Gesù disse al dottore della legge, che si era alzato per metterlo alla prova chiedendogli “Maestro, che devo fare per ereditare la vita eterna?” e poi “ chi è il mio prossimo?”: “Và, e fa anche tu la stessa cosa” (Luca 10,25-37).

Cioè: fermati, guardati intorno, non rimanere indifferente. Spendi la tua vita come il Samaritano che si è piegato sulle ferite dell’uomo derubato e picchiato. Eppure, quel Samaritano, come anche il levita e il sacerdote, aveva una sua vita, aveva i suoi affari, è ripartito, subito dopo essersi perso cura dell’uomo, per le sue incombenze. Ma ciò che lo ha contraddistinto è stato l’amore per il suo prossimo. 

Questa è la fonte vera della vita. Questo è ciò che davvero che ci fa vivere e che da senso ad ogni nostra esistenza.

Paolo racchiude poi meravigliosamente questo senso nell’Inno all’amore. 

Dalla 1^ lettera  ai Corinzi, capitolo 13, versetti da 1 a13.

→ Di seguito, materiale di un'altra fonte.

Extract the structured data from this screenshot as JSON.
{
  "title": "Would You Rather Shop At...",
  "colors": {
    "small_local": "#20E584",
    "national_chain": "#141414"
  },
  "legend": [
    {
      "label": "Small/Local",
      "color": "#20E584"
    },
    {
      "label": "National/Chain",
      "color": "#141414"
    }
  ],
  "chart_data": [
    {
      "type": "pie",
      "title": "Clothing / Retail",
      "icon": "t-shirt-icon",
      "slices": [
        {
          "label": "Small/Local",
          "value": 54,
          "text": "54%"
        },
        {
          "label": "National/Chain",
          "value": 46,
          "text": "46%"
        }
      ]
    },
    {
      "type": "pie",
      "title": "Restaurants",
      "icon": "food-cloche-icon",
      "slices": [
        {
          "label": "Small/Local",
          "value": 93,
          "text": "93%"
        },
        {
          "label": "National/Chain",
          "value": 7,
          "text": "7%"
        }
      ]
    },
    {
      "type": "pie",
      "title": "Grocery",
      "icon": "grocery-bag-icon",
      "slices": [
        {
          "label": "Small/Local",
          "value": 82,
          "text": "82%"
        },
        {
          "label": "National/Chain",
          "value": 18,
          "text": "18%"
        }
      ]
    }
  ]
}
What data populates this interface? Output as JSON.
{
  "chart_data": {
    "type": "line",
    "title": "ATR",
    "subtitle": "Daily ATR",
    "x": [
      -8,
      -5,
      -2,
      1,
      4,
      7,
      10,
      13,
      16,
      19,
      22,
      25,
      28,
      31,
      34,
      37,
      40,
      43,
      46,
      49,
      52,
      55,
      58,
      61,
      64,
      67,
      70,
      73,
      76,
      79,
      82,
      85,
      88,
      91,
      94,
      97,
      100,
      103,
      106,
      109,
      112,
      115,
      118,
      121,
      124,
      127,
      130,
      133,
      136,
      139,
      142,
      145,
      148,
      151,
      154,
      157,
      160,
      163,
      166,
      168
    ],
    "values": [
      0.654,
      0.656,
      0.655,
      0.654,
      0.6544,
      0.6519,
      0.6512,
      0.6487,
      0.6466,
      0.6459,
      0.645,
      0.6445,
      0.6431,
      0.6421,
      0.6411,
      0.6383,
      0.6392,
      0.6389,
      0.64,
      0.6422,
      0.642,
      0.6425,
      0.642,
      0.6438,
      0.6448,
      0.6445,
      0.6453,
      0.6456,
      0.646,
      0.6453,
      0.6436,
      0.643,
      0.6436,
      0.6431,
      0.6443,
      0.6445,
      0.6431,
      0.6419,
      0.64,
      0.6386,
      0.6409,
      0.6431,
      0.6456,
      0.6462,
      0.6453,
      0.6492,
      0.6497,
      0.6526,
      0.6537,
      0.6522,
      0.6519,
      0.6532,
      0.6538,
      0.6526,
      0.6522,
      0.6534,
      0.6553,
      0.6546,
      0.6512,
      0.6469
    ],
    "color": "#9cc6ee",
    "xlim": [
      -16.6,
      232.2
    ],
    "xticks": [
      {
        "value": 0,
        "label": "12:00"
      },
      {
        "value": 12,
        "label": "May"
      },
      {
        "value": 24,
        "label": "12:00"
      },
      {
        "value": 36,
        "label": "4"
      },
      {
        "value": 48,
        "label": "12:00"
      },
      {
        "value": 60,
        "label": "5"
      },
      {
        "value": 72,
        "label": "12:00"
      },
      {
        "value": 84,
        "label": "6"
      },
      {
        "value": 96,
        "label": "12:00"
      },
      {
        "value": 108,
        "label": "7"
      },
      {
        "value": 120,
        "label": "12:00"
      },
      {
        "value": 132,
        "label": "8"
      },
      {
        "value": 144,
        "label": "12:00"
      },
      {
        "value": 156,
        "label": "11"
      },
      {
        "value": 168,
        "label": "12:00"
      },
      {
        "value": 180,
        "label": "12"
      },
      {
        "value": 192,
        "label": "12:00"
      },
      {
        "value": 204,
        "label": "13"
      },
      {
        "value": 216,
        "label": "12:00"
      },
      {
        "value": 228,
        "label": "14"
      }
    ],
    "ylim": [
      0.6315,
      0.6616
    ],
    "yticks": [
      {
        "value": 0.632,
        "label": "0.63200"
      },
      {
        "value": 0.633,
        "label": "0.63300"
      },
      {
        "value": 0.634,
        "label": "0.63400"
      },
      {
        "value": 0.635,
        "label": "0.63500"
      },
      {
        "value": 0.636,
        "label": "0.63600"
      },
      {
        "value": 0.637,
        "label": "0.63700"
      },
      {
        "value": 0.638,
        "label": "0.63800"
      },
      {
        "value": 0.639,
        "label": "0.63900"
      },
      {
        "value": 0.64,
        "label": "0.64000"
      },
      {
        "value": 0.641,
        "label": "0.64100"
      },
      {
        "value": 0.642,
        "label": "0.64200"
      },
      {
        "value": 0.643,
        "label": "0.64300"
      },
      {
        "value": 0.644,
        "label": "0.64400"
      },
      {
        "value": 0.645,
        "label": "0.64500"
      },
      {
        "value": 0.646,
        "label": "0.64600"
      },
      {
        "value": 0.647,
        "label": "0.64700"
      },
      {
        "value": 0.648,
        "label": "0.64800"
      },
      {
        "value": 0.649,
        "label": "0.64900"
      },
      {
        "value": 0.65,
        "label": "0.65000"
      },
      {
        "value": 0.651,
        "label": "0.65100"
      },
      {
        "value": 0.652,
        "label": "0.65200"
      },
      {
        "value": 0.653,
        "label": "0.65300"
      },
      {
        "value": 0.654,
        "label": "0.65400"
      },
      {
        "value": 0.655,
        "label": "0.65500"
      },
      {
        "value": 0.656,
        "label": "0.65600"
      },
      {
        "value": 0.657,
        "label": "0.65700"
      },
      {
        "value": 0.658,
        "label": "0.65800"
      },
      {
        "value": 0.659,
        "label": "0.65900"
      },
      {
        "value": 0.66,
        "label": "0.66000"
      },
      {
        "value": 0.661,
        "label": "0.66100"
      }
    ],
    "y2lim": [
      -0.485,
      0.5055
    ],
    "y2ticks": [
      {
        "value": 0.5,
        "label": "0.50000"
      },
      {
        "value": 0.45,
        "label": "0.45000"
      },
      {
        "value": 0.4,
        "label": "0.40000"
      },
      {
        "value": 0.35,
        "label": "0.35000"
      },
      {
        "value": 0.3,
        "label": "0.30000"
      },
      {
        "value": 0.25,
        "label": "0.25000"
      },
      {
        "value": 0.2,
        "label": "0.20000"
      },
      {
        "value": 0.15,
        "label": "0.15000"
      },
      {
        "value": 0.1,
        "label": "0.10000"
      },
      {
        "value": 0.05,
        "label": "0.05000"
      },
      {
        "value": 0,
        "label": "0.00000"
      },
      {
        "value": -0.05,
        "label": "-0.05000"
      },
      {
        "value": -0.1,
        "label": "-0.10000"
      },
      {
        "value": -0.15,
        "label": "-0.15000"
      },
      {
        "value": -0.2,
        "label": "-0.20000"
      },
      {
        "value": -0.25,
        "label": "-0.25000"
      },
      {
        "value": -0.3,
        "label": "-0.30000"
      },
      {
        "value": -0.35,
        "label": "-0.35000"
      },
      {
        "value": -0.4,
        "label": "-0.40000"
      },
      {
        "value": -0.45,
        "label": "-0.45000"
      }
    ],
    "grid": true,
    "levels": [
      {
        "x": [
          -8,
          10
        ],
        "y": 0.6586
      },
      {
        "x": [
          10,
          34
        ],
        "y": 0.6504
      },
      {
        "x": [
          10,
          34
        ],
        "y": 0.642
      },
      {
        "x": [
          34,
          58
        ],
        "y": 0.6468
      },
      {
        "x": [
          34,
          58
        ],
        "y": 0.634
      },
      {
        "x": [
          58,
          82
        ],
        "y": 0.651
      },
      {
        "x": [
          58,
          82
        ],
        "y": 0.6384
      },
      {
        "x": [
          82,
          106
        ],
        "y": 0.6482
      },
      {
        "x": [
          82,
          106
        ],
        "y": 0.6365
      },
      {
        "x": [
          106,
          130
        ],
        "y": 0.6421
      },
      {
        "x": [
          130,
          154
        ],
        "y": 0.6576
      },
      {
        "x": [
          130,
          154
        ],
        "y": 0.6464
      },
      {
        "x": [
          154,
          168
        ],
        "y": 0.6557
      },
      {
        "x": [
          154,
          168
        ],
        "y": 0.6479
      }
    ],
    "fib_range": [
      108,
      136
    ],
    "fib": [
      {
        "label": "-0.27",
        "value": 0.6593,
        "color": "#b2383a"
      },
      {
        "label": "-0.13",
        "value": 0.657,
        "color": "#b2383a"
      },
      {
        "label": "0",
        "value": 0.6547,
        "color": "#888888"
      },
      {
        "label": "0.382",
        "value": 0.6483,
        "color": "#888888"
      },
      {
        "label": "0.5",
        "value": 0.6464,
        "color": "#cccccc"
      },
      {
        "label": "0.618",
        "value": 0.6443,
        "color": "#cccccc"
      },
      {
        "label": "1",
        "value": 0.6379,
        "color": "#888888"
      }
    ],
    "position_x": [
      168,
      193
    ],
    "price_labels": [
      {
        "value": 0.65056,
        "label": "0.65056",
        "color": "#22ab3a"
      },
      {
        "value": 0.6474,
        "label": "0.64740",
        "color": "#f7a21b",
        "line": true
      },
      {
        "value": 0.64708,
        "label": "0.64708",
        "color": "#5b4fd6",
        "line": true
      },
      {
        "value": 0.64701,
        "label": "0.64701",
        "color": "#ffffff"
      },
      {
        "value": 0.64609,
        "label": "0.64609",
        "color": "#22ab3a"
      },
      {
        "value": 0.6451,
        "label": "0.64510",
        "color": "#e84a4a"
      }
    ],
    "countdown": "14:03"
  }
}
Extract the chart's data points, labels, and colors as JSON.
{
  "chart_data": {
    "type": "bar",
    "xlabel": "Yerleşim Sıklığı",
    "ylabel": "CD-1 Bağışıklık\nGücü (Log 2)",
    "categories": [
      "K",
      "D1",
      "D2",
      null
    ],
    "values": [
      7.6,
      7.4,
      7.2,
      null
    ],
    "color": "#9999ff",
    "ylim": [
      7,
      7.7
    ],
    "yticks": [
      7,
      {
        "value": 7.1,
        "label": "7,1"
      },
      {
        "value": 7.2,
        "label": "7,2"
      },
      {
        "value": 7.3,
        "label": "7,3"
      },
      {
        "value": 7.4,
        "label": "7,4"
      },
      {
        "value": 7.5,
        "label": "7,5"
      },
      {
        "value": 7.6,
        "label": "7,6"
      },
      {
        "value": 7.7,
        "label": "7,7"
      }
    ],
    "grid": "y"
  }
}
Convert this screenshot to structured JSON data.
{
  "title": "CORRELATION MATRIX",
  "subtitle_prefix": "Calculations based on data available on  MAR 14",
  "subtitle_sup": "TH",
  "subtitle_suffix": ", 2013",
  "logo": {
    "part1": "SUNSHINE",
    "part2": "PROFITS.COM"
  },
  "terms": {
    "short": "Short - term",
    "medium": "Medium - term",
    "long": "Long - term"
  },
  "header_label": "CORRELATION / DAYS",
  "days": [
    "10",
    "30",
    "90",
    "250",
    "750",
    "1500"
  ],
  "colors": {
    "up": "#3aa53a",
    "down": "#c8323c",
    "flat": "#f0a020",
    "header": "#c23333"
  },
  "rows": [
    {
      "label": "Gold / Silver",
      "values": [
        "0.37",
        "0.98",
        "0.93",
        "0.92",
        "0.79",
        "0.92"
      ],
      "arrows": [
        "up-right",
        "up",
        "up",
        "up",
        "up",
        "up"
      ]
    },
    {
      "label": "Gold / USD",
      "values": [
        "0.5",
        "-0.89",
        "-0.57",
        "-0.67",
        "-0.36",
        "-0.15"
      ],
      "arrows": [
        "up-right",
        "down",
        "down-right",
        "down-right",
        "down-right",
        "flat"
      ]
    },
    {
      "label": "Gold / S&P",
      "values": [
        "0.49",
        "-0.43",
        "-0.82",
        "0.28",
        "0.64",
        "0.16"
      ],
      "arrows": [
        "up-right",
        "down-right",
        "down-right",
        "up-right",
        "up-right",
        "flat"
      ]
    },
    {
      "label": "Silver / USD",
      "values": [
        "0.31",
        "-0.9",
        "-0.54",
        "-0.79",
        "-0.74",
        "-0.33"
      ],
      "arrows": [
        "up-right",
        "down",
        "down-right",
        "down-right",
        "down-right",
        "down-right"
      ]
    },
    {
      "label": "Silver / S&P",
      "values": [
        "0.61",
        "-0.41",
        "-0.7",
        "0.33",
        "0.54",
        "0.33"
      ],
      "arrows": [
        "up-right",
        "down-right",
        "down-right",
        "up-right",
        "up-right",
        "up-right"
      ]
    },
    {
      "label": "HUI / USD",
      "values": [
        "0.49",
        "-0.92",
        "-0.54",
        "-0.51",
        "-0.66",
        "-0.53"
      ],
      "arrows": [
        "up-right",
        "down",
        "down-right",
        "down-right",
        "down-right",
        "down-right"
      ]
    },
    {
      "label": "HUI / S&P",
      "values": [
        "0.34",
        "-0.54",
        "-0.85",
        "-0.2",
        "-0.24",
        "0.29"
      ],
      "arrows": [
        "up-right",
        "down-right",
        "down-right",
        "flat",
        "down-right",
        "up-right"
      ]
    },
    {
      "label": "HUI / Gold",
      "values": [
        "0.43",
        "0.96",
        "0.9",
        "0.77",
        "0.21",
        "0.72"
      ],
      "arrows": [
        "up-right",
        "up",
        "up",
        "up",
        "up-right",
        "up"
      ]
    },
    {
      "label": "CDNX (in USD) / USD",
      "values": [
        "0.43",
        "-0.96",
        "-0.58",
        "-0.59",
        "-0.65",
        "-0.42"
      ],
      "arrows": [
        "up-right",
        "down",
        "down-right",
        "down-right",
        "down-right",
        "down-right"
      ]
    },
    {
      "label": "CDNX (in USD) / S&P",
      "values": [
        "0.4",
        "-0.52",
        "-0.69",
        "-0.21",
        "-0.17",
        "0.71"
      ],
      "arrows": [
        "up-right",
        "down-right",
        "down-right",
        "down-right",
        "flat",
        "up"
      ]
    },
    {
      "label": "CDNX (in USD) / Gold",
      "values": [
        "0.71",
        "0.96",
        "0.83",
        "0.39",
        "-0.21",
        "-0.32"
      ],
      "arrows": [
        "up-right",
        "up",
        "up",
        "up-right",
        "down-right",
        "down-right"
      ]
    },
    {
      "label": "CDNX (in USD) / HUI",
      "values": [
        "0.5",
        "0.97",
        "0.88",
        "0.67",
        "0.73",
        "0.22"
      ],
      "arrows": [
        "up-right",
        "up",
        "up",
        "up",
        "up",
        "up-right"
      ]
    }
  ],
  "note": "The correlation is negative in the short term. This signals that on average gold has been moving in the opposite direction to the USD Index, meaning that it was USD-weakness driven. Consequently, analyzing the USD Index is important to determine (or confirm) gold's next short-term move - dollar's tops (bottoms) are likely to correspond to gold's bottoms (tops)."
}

1 Se parlassi le lingue degli uomini e degli angeli, ma non avessi amore, sarei un rame risonante o uno squillante cembalo. 2 Se avessi il dono di profezia e conoscessi tutti i misteri e tutta la scienza e avessi tutta la fede in modo da spostare i monti, ma non avessi amore, non sarei nulla. 3 Se distribuissi tutti i miei beni per nutrire i poveri, se dessi il mio corpo a essere arso, e non avessi amore, non mi gioverebbe a niente.
4 L'amore è paziente, è benevolo; l'amore non invidia; l'amore non si vanta, non si gonfia, 5 non si comporta in modo sconveniente, non cerca il proprio interesse, non s'inasprisce, non addebita il male, 6 non gode dell'ingiustizia, ma gioisce con la verità; 7 soffre ogni cosa, crede ogni cosa, spera ogni cosa, sopporta ogni cosa.
8 L'amore non verrà mai meno. Le profezie verranno abolite; le lingue cesseranno e la conoscenza verrà abolita; 9 poiché noi conosciamo in parte, e in parte profetizziamo; 10 ma quando la perfezione sarà venuta, quello che è solo in parte sarà abolito. 11 Quando ero bambino, parlavo da bambino, pensavo da bambino, ragionavo da bambino; ma quando sono diventato uomo, ho smesso le cose da bambino. 12 Poiché ora vediamo come in uno specchio, in modo oscuro; ma allora vedremo faccia a faccia; ora conosco in parte; ma allora conoscerò pienamente, come anche sono stato perfettamente conosciuto.
13 Ora dunque queste tre cose durano: fede, speranza, amore; ma la più grande di esse è l’amore.

Care sorelle, cari fratelli: cresciamo nell’amore per crescere nella  vera vita.